Lá, trabalhavam mais por status e dinheiro
Do que por amor ao serviço e às pessoas.
Depois de longa viagem,
desci no local onde os ventos não apenas sopram: eles derrubam.
Ali, o respeito era conseguido através do poder e do cargo que se tinha,
e não de atitudes justas e honestas.
Estas, às vezes, eram até mesmo vistas como ingênuas.
Neste lugar, cada pessoa cuidava, razoavelmente, de sua própria família,
entendendo que a sua era muito mais importante que a dos outros.
E a comunidade não formava uma grande família, mas um séquito de competidores,
famintos por algum reconhecimento, algum lugar ao sol,
mesmo que para tanto tivessem de se vender ou prejudicar o próximo.
Desci no lugar onde o sol gerava câncer e os alimentos eram tratados com pesticidas,
antes de receber dose generosa de conservantes, estabilizantes e corantes.
Estes produtos e também a água, de qualidade ruim, eram maltratados,
mesmo que todos soubessem que depois seriam ingeridos pelo povo.
Caminhei pela terra em que o amor é artigo de luxo, mas o sexo é frequente.
Sua forma mais vulgar era amplamente divulgada, à vista de crianças,
que cedo aprendiam a separar prazer de amor.

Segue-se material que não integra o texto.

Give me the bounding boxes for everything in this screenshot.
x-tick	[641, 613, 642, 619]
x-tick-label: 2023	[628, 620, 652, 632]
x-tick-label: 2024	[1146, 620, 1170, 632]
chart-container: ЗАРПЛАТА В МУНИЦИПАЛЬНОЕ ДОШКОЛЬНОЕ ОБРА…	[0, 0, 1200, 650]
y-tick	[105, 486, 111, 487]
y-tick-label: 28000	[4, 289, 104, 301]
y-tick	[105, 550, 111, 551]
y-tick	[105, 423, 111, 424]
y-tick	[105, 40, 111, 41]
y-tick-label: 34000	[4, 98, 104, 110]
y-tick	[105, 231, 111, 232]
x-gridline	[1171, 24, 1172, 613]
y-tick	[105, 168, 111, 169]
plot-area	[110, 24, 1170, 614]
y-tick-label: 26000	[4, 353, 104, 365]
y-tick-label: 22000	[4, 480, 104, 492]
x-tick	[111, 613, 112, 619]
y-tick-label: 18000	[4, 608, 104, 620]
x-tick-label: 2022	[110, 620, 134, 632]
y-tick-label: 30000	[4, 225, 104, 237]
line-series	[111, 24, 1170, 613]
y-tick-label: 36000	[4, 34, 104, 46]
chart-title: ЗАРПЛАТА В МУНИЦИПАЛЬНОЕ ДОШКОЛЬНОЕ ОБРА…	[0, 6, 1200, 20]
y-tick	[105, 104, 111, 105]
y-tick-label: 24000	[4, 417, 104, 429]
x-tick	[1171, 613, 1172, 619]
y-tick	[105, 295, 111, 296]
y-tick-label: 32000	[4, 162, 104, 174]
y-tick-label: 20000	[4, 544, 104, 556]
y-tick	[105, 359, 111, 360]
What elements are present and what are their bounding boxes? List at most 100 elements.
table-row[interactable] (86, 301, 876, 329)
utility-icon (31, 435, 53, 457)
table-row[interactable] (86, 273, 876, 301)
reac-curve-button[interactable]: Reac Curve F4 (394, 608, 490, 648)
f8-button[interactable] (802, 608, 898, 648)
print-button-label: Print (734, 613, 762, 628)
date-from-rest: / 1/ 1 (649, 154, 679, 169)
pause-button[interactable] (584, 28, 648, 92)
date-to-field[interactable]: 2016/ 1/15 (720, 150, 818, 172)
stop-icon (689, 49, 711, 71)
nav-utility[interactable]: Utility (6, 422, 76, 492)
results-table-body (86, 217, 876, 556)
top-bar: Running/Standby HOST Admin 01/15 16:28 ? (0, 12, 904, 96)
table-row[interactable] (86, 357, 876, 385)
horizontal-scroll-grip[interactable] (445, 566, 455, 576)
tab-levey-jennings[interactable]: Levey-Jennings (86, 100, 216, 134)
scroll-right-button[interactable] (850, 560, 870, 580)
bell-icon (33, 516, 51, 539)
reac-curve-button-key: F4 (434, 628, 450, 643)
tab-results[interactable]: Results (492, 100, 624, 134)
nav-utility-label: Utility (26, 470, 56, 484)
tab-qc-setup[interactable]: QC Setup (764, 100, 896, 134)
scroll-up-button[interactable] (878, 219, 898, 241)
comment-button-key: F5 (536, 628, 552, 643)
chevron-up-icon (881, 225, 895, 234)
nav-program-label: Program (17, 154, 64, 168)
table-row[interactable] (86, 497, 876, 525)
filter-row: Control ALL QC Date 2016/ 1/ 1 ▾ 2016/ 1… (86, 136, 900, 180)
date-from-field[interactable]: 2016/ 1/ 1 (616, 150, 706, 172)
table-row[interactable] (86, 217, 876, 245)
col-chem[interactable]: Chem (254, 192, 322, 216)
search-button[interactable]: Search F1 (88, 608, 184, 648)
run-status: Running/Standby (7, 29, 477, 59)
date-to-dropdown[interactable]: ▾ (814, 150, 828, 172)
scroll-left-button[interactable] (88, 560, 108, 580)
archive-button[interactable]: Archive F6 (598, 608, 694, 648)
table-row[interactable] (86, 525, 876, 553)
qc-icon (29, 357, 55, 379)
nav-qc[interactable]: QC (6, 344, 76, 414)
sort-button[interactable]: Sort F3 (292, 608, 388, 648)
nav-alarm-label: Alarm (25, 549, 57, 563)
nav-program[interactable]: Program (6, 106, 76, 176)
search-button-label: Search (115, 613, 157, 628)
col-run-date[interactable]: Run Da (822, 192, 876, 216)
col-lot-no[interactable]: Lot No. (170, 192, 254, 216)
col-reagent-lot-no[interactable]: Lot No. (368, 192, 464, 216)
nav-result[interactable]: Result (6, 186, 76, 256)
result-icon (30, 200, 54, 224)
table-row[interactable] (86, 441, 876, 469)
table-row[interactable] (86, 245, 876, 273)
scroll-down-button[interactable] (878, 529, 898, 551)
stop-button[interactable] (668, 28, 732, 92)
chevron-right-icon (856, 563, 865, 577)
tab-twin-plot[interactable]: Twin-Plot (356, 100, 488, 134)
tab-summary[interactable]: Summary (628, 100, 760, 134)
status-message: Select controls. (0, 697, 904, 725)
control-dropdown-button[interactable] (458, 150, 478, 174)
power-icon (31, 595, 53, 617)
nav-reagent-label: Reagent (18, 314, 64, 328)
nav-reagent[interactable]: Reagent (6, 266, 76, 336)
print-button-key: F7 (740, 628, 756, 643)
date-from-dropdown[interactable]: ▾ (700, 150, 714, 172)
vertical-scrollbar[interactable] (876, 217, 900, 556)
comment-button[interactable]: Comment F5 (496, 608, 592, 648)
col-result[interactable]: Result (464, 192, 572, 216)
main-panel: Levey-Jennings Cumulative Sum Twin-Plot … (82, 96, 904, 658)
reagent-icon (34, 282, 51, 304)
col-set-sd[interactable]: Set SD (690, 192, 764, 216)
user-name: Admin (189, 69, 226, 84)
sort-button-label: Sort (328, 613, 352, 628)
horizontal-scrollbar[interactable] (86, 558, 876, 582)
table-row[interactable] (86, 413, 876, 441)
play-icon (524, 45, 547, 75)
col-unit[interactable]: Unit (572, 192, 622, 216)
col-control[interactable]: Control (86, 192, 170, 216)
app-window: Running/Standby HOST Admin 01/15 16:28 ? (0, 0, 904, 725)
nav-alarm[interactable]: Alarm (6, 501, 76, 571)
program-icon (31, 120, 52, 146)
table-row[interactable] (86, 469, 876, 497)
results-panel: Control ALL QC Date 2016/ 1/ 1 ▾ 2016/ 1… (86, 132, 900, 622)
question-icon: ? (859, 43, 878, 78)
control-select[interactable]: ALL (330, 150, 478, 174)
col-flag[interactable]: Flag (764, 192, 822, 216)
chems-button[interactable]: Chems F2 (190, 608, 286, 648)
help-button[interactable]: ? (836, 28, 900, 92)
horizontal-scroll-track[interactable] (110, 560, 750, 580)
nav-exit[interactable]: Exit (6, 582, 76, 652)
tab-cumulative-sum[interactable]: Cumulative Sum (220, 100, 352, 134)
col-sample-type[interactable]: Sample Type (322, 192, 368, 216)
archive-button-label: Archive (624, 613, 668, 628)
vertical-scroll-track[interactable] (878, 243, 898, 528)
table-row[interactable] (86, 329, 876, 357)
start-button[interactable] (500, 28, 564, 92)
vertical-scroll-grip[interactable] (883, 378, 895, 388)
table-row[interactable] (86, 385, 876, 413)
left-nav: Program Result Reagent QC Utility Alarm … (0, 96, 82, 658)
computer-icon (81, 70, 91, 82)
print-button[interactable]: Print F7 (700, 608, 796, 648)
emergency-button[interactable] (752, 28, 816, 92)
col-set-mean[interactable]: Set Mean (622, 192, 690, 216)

Neste lugar, as pessoas se protegiam o tempo todo e, com medo de se magoar,
desistiam de amar ou mesmo optavam por amar pela metade.
O fato de cada um pensar somente em si é o que fazia deste um local tão triste.
Lá, a natureza era destruída e alguns animais maltratados covardemente,
pois eram vistos como objetos, não como seres vivos.
Crimes eram frequentes, a ponto de as pessoas se habituarem a eles.
Eram o reflexo de uma doença muito maior do que a social, era a doença da alma.
Às vezes, eu ficava triste neste lugar, sentava à beira de uma estrada e chorava.
A forma estúpida como as pessoas se tratavam me feria por dentro.
Em vez de ir embora, fiz o que pude para tornar o local melhor.
E rezei, rezei muito, para que se conseguisse manter alguma transparência de alma,
e para que a sinceridade imperasse, rompendo o ciclo de destruição.
Outras vezes eu buscava refúgio aos pés de uma árvore, observando a beleza das flores.
Apreciando a perfeição do céu, felizmente, lembrei que este jamais será destruído pelo homem.